My use of the term Asian peoples instead of Turkic peoples also makes it possible to avoid terminological inconveniences about Mongol invaders, not to mix with Turks, Alanian nomadic Iranians, who played a significant role in the invasions, and also sedentary Iranians and Arabs, who also made the nomadic societies in some degree. In their culture and existential experience, peoples who came from deep Eurasia and the Middle East to the borders of Byzantium, whatever language they spoke, belonged to the specific of Asia, which determined their alienation from the post-antique Roman paradigm. They were different yet of Asian types, accumulating a diverse and contemporaneous Indo-European, Semitic, Altaic, and partly Chinese experience. Having formulated these reservations, I will further use, along with other designations, the more general definitions of Turks, Persians, and Arabs. It is important to remember that the social and cultural background of medieval ethnonyms does not coincide with their linguistic-ethnic content and is not limited to it.
Through our lectures, I will try to synthesize some general concepts of the relations between Byzantines and Asian peoples comparatively. Doing so, I will deliberately limit our conversation to Byzantine-Asian relations, avoiding, wherever possible, a discussion of problems of the internal life of Byzantine and Asian societies. I am most interested in the general logic of the relationship, analyzed mainly in the context of Byzantine history.

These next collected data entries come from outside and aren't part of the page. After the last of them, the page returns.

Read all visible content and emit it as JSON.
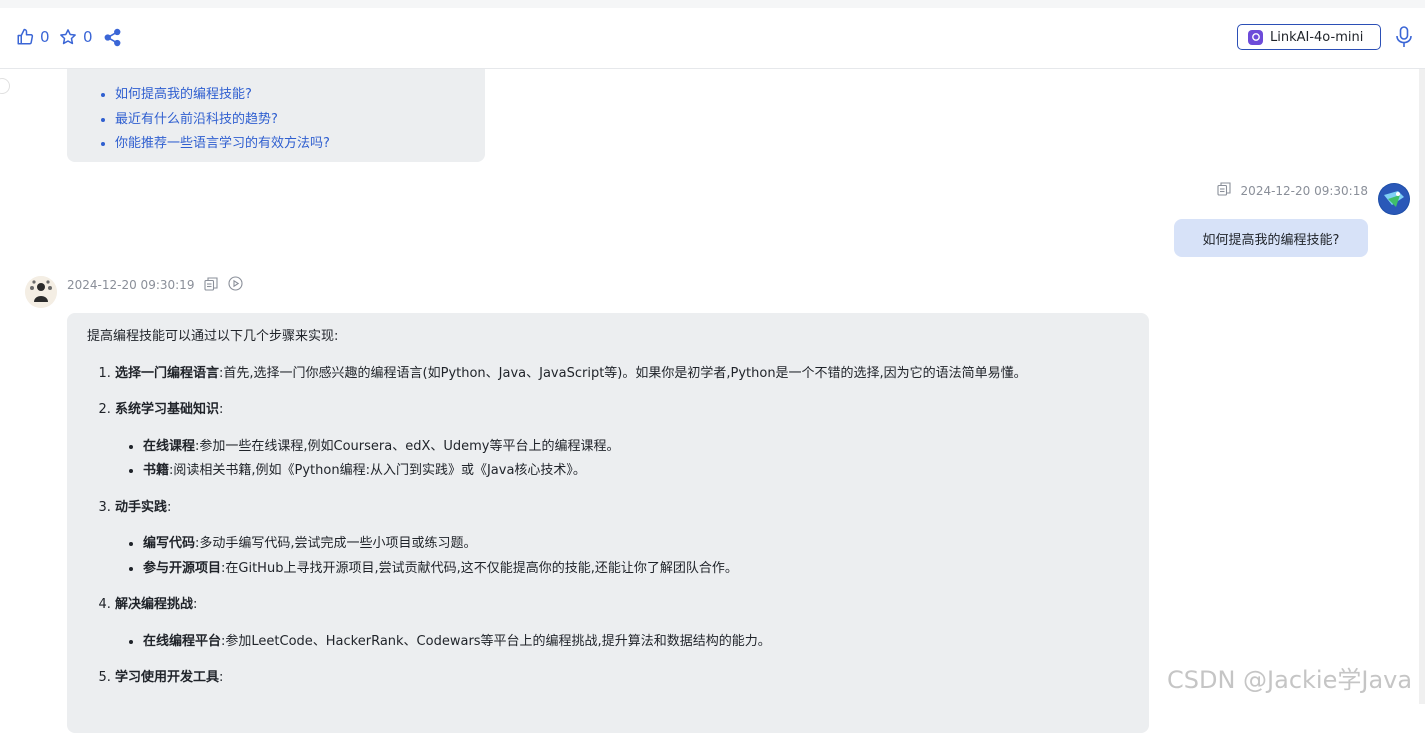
{
  "toolbar": {
    "like_count": "0",
    "star_count": "0",
    "model_name": "LinkAI-4o-mini"
  },
  "suggestions": [
    "如何提高我的编程技能?",
    "最近有什么前沿科技的趋势?",
    "你能推荐一些语言学习的有效方法吗?"
  ],
  "user_message": {
    "timestamp": "2024-12-20 09:30:18",
    "text": "如何提高我的编程技能?"
  },
  "bot_message": {
    "timestamp": "2024-12-20 09:30:19",
    "intro": "提高编程技能可以通过以下几个步骤来实现:",
    "steps": [
      {
        "title": "选择一门编程语言",
        "text": ":首先,选择一门你感兴趣的编程语言(如Python、Java、JavaScript等)。如果你是初学者,Python是一个不错的选择,因为它的语法简单易懂。",
        "items": []
      },
      {
        "title": "系统学习基础知识",
        "text": ":",
        "items": [
          {
            "title": "在线课程",
            "text": ":参加一些在线课程,例如Coursera、edX、Udemy等平台上的编程课程。"
          },
          {
            "title": "书籍",
            "text": ":阅读相关书籍,例如《Python编程:从入门到实践》或《Java核心技术》。"
          }
        ]
      },
      {
        "title": "动手实践",
        "text": ":",
        "items": [
          {
            "title": "编写代码",
            "text": ":多动手编写代码,尝试完成一些小项目或练习题。"
          },
          {
            "title": "参与开源项目",
            "text": ":在GitHub上寻找开源项目,尝试贡献代码,这不仅能提高你的技能,还能让你了解团队合作。"
          }
        ]
      },
      {
        "title": "解决编程挑战",
        "text": ":",
        "items": [
          {
            "title": "在线编程平台",
            "text": ":参加LeetCode、HackerRank、Codewars等平台上的编程挑战,提升算法和数据结构的能力。"
          }
        ]
      },
      {
        "title": "学习使用开发工具",
        "text": ":",
        "items": []
      }
    ]
  },
  "watermark": "CSDN @Jackie学Java"
}
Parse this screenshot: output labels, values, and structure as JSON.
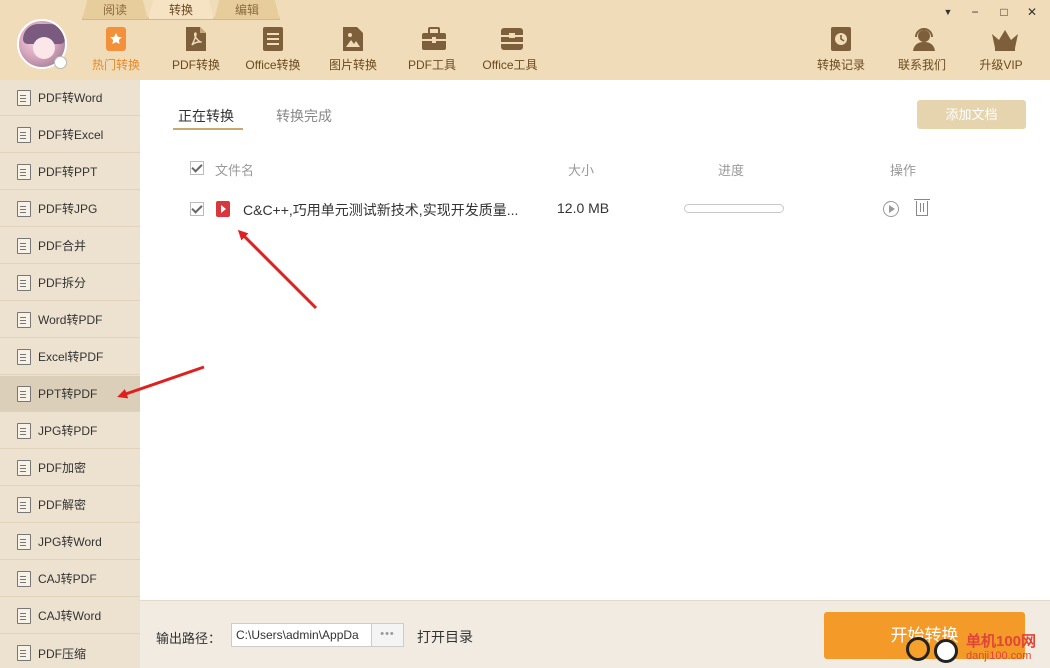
{
  "mode_tabs": [
    "阅读",
    "转换",
    "编辑"
  ],
  "tools": {
    "hot": "热门转换",
    "pdf_convert": "PDF转换",
    "office_convert": "Office转换",
    "image_convert": "图片转换",
    "pdf_tools": "PDF工具",
    "office_tools": "Office工具",
    "history": "转换记录",
    "contact": "联系我们",
    "vip": "升级VIP"
  },
  "window_controls": {
    "menu": "▼",
    "min": "−",
    "max": "□",
    "close": "✕"
  },
  "sidebar": {
    "items": [
      "PDF转Word",
      "PDF转Excel",
      "PDF转PPT",
      "PDF转JPG",
      "PDF合并",
      "PDF拆分",
      "Word转PDF",
      "Excel转PDF",
      "PPT转PDF",
      "JPG转PDF",
      "PDF加密",
      "PDF解密",
      "JPG转Word",
      "CAJ转PDF",
      "CAJ转Word",
      "PDF压缩"
    ],
    "selected": "PPT转PDF"
  },
  "main": {
    "tab_converting": "正在转换",
    "tab_done": "转换完成",
    "add_button": "添加文档",
    "headers": {
      "filename": "文件名",
      "size": "大小",
      "progress": "进度",
      "actions": "操作"
    },
    "files": [
      {
        "name": "C&C++,巧用单元测试新技术,实现开发质量...",
        "size": "12.0 MB",
        "progress": 0
      }
    ]
  },
  "footer": {
    "output_label": "输出路径：",
    "output_path": "C:\\Users\\admin\\AppDa",
    "browse": "•••",
    "open_dir": "打开目录",
    "start": "开始转换"
  },
  "watermark": {
    "name": "单机100网",
    "url": "danji100.com"
  },
  "colors": {
    "accent": "#f39a28",
    "topbar": "#f0dcb8",
    "sidebar": "#ede2d0",
    "arrow": "#e02020"
  }
}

In the first part of the course, I will speak about the early coming of the Turks within the Byzantine political and intellectual horizon. For many reasons, up to the X century, the direct contacts between Byzantium and various Turkic peoples were very episodic, local, and unstable. Therefore, we cannot speak about any critical transformation of the Byzantine and Turkic societies under the influence of such contacts. At the same time, this early period is the first acquaintance between Byzantines and Turks, when Turks gain their generic name within the Byzantine intellectual space.
The second part will focus on Byzantine-Asian relations in the XI-XIII centuries, both with the Balkan nomads and the Anatolian hybrid sedentary and nomadic world. The discussion of significant military-political and diplomatic events will be supplemented by portraits of notable persons of Asian origin who in some form influenced Byzantine domestic life or impressed the Greeks, as well as references to the social, cultural, and economic phenomena of the era relevant to our topic. It will give our conversation a broader and, at the same time, more detailed sociocultural and anthropological dimension.
The third part will be devoted to the time of the decline and fall of the Byzantine states in the XIII-XV centuries. The sources have brought us rich material about this epoch, much more detailed and diverse versus what we know about the early times. My prime goal is to highlight the logic and plot twists of the Byzantine-Asian drama in a mass of mixed information. We will talk about the degradation of Byzantium from a world power to a regional one, the rapid decline of the empire, its transformation into a tributary of the Turks, and, finally, its collapse.